Molecular biologists are also probing ever more deeply into the process of cell differentiation. It has long been known that the DNA in every body cell of an individual organism is identical; this DNA contains all the information necessary to construct the whole organism. Why then, in a human being, for example, is a liver cell so different from a hair cell, a heart cell so different from a skin cell? The answer, Jacob and Monod theorized in 1961, is that only a small percentage of the genes in any cell are giving instructions for the operation of that particular cell. The rest are “turned off” by protein repressers, which wrap themselves around long stretches of DNA and prevent them from transferring their coded information to messenger RNA.

A number of such repressers have since been found in bacteria. Scientists have also isolated enzymes that turn the genes back on. These inducers, as they are called, work by unlocking the repressers on the segment of DNA. But even in E. coli, such switching can become bafflingly difficult: the repressers and inducers, for example, require controlling enzymes of their own. These enzymes, in turn, apparently need the help of still other molecules, such as the recently discovered sigma, rho and psi factors, in recognizing the appropriate genes. In fact, it is because of the very complexity of these processes that leading molecular biologists like Crick find the questions arising from cell differentiation so fascinating. How in the human embryo, for instance, are certain genes switched on so that by the end of the first week after conception identical cells have begun to grow into cells with differing characteristics?

SO FAR THESE fundamental questions are largely unanswerable, although some clues have been uncovered. For one thing, it is thought that in higher, multicellular forms of life, repressers may be a special class of proteins called histones; these are not found in bacteria. When histones are removed, Rockefeller University’s Vincent Allfrey has found, RNA production soars by 400%, evidence that formerly repressed segments of DNA have become active. In addition, it has been learned that the cell membrane itself appears to play a crucial part in switching genes on and off. When a membrane is merely brushed by certain hormones—a large class of molecules that serve as intercellular messengers—the membrane will respond as though jolted by an electric probe. It will instantly send off a signal to the nucleus, triggering RNA production by the genes. That finding could eventually have medical application for diseases—like diabetes—resulting from vital genes that are inexplicably turned off.

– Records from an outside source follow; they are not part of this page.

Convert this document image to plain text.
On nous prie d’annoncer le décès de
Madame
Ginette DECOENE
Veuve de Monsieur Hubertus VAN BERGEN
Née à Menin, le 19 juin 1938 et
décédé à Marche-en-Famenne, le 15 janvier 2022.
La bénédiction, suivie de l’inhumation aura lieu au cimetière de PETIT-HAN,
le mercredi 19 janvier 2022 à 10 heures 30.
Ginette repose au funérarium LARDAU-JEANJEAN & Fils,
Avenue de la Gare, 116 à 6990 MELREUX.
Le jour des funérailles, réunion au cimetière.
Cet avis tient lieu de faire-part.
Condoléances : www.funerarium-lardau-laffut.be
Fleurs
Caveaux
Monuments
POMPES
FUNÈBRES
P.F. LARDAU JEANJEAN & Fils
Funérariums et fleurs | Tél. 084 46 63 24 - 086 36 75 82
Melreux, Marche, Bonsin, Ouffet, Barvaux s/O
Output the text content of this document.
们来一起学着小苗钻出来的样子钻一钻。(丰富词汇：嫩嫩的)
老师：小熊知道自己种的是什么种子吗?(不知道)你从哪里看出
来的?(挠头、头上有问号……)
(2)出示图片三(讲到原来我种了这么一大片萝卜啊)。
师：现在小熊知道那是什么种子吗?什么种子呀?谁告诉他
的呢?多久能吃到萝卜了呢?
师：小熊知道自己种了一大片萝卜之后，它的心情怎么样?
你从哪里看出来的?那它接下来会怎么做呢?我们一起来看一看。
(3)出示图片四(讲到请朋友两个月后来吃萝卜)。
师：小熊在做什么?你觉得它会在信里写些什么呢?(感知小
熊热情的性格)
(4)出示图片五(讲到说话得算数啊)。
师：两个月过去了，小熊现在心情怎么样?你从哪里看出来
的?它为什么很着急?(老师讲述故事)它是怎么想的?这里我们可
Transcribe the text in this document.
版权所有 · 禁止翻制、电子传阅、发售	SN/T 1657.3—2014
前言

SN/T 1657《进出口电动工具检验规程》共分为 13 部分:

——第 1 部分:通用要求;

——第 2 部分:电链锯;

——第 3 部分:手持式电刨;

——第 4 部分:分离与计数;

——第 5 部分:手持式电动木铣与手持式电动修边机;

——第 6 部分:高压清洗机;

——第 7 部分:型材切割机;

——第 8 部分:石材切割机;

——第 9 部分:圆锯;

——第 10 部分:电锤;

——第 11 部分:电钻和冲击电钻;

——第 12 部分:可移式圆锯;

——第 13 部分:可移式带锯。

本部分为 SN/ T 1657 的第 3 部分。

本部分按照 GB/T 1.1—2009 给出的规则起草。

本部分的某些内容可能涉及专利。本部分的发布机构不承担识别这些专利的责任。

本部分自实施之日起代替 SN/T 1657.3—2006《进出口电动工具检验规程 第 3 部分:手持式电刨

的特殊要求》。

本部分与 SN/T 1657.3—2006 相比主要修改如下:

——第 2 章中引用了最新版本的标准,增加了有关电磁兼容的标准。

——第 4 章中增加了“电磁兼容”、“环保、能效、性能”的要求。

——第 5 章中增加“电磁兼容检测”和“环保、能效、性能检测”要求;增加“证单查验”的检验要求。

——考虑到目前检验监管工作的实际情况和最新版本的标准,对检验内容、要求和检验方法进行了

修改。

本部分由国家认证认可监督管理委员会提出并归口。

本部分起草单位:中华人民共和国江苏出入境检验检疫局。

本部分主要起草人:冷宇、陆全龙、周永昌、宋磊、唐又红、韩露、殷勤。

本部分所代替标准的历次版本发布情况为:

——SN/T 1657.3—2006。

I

Many more puzzles remain unsolved. Why are there small bits of DNA located outside the nucleus in energy-producing cell centers called mitochondria? Does this mean that there are other, unknown repositories of hereditary information? In spite of such questions and complications, the basic structure of DNA postulated by Crick and Watson 18 years ago has withstood the test of time remarkably well. More important, it has given man a profound new understanding of basic life processes—and the means to control and alter them.